It’s been a bad year so far for startups offering electric vehicles. It could get a lot worse.

The problem is not that EV sales aren’t growing. They are, despite a slowdown. It’s that they’re not growing as quickly as carmakers had anticipated.

“The pace that all the automakers were expecting is not there,” former Ford CEO Mark Fields told CNBC’s Squawk on the Street on Friday. That, he added, is why we’re seeing price cuts, rising inventories, and increased incentives from EV makers.

Early EV adopters, he noted, have different purchase criteria—such as innovation and environmental impact—than average buyers. But many of them have already purchased their vehicles, and now EV makers must win over everyday consumers more focused on cost and convenience. For them, charging time and inadequate charging infrastructure loom large, in addition to repair costs and resale value.

“The consumer in the mainstream market is going to say, you know what, when you figure all that stuff out, then I’ll really consider this,” said Fields. “But until then, I’ll either stick with my internal combustion engine, or alternatively, as you’re seeing, with hybrids, a really great solution for consumers right now.” 

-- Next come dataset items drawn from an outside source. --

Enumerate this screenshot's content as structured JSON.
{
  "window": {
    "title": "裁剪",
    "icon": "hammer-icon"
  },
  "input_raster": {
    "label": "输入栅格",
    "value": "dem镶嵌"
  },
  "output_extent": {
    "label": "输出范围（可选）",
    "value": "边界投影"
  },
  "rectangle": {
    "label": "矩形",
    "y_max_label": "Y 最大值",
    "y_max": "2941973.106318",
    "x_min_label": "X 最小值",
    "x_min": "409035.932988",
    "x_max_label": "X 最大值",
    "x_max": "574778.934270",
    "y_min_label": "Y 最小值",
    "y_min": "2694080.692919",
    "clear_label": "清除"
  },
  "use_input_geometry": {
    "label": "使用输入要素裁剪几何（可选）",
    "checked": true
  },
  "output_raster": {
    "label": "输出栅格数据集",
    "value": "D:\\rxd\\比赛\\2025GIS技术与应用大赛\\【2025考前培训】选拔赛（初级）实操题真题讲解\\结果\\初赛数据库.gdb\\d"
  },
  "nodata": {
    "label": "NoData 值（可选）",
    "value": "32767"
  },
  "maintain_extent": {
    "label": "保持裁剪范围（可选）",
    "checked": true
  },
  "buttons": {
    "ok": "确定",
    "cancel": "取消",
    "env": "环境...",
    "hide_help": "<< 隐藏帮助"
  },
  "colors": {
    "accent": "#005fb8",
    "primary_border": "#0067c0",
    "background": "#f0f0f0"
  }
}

Sales of hybrid vehicles are soaring, much to the benefit of Toyota, which pioneered the technology and has long warned that the EV transition will take longer than many believed. Ford has also enjoyed surging hybrid sales and plans to offer more such vehicles, even as it decelerates its EV plans given weaker-than-expected sales.

But Fields harbors no doubts about the transition to EVs.

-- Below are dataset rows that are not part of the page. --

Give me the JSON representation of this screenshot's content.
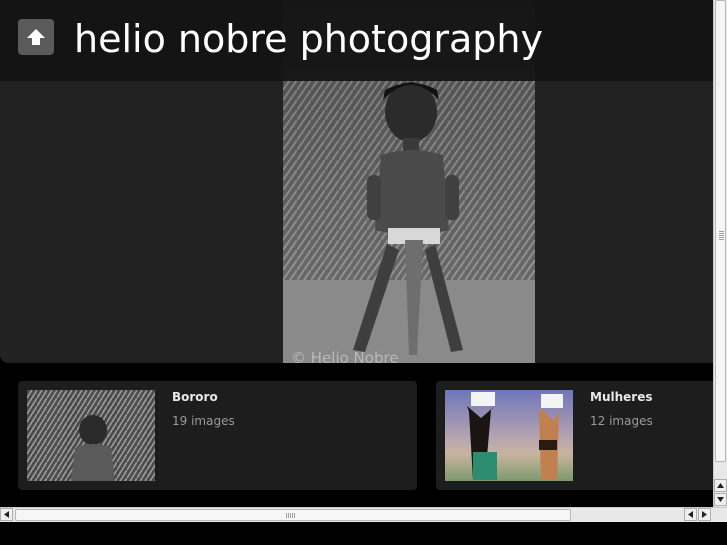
{
  "header": {
    "title": "helio nobre photography",
    "up_icon": "arrow-up-icon"
  },
  "hero": {
    "credit": "© Helio Nobre"
  },
  "albums": [
    {
      "name": "Bororo",
      "count": "19 images"
    },
    {
      "name": "Mulheres",
      "count": "12 images"
    }
  ],
  "colors": {
    "topbar": "#141414",
    "hero_bg": "#222222",
    "card_bg": "#1d1d1d",
    "up_button": "#5a5a5a"
  }
}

“The transition will absolutely happen, but it’s going to take longer,” he said. And that, he added, spells difficulty for EV makers launched in recent years with the expectation of faster EV adoption.

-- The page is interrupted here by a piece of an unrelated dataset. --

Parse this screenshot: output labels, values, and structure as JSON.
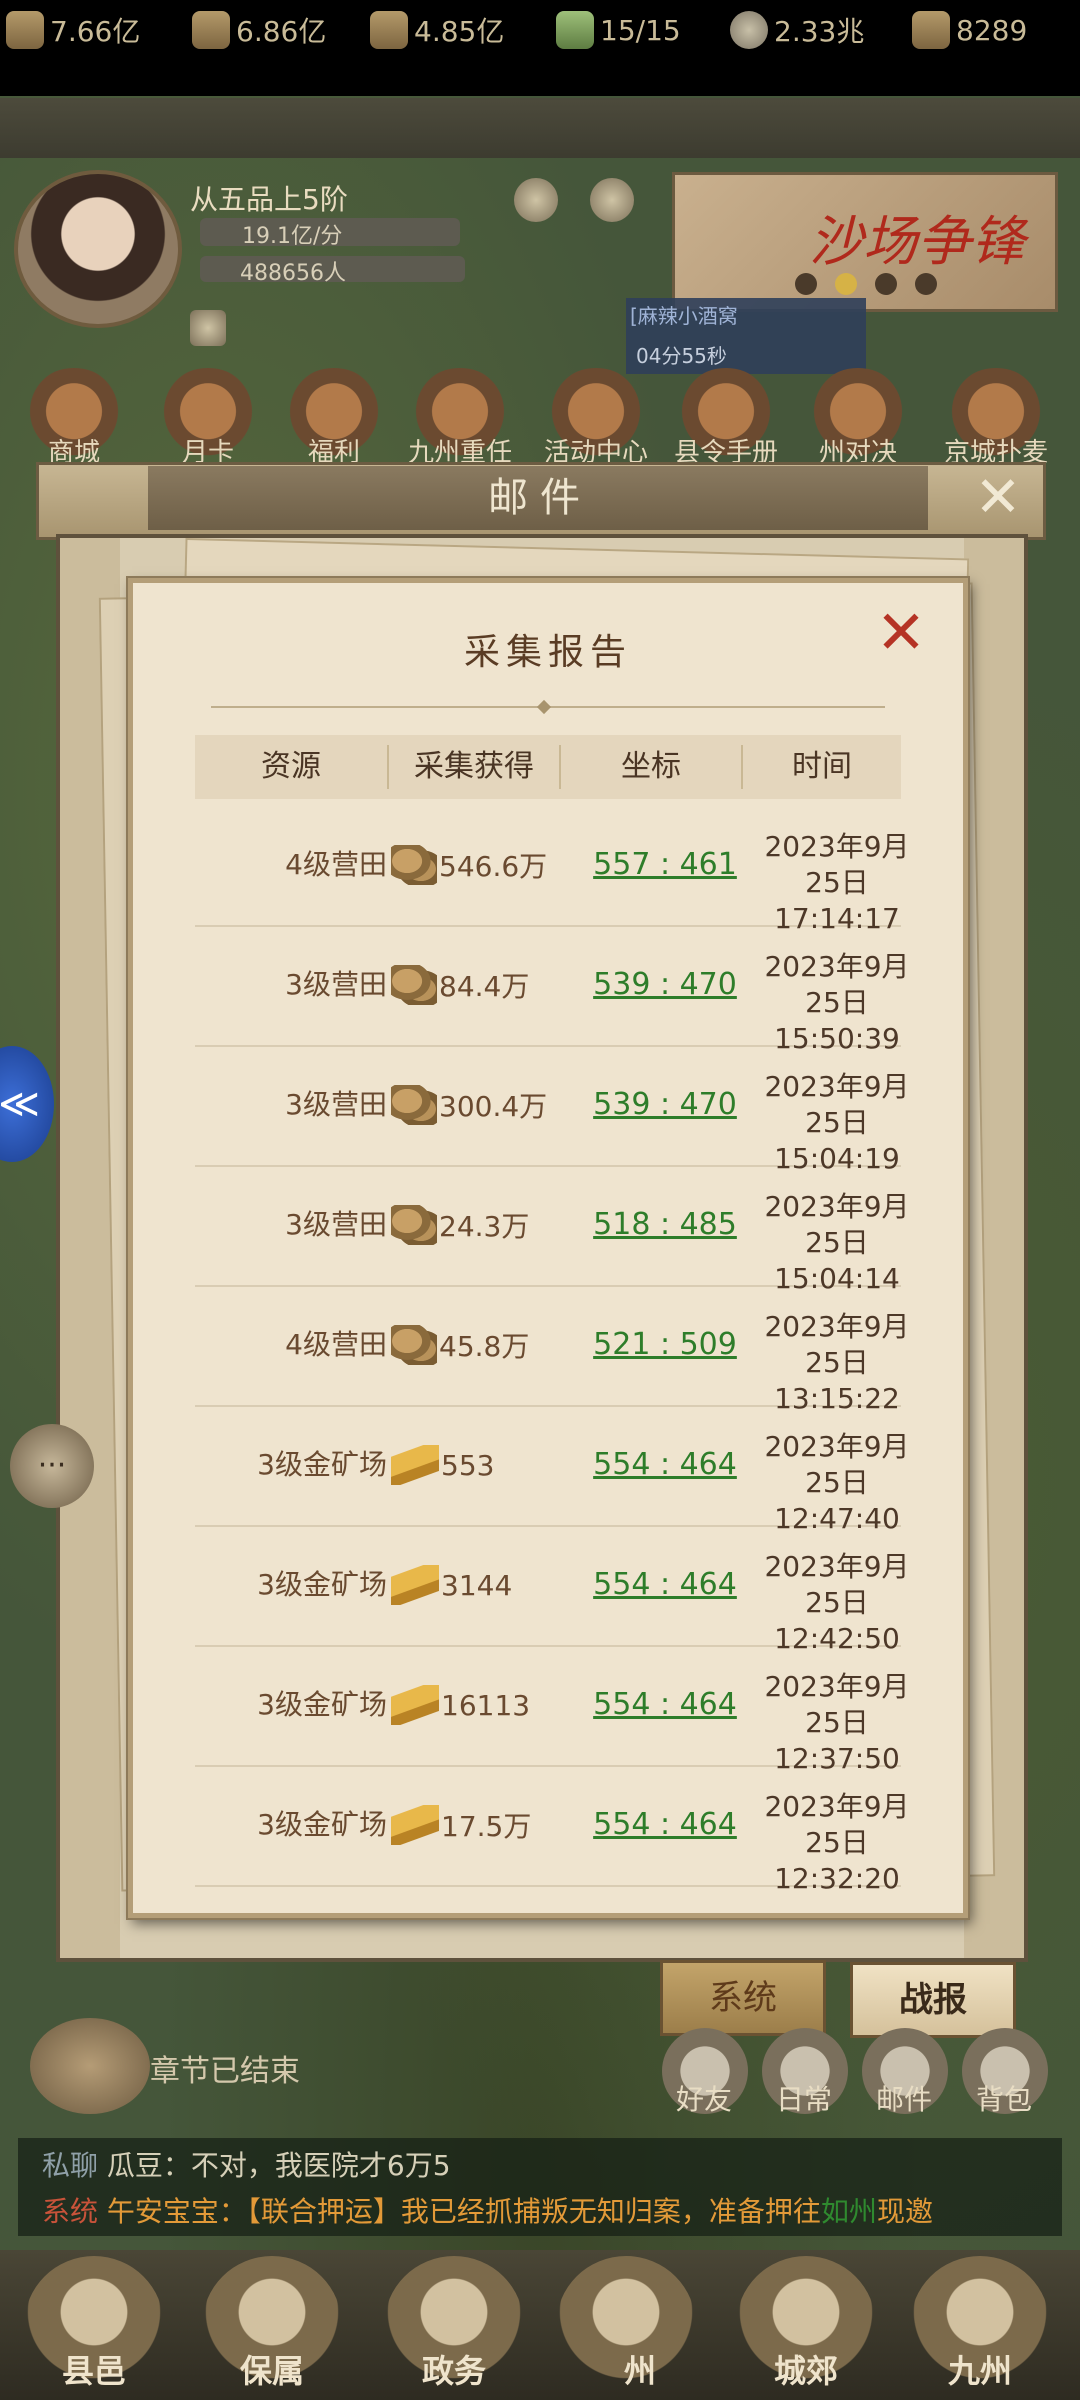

“With this longer path, a number of them are going to get into real financial trouble, and you’re seeing that play out right now,” he said. 

Struggling EV startups 

On Wednesday, the Wall Street Journal reported that Tesla challenger Fisker had hired restructuring advisors to help with a possible bankruptcy filing. The EV maker’s shares fell by roughly 50% the next day. They recovered somewhat on Friday, after Fisker said it “often” works with outside advisors and that it was focused on trying to partner with a large automaker, which Reuters reported earlier this month might be Nissan.

But Fisker’s market cap stands at $97 million, down from $4.1 billion in 2021. It risks being delisted from the New York Stock Exchange, and last month it cut jobs and warned it might unable to continue as a going concern.

Meanwhile, Amazon-backed Rivian recently announced that it will delay factory plans in Georgia in order to save billions of dollars, helping to ease worries that it lacked sufficient funding to see it through the launch of its next model, the R2. 

That followed Tesla CEO Elon Musk suggesting last month that Rivian, which had just announced layoffs, had only six quarters or so until bankruptcy. “They need to cut costs massively, and the exec team needs to live in the factory or they will die,” he posted on X.

Rivian’s market cap has plunged from a 2021 peak of $153 billion to $10.8 billion today.  

As for Saudi-backed Lucid, its market cap has plummeted from a peak of $91.4 billion in 2001 to a $6.2 billion today. Last month, it said it would build only about 9,000 EVs this year—a far cry from the 90,000 it predicted for 2024 just three years ago.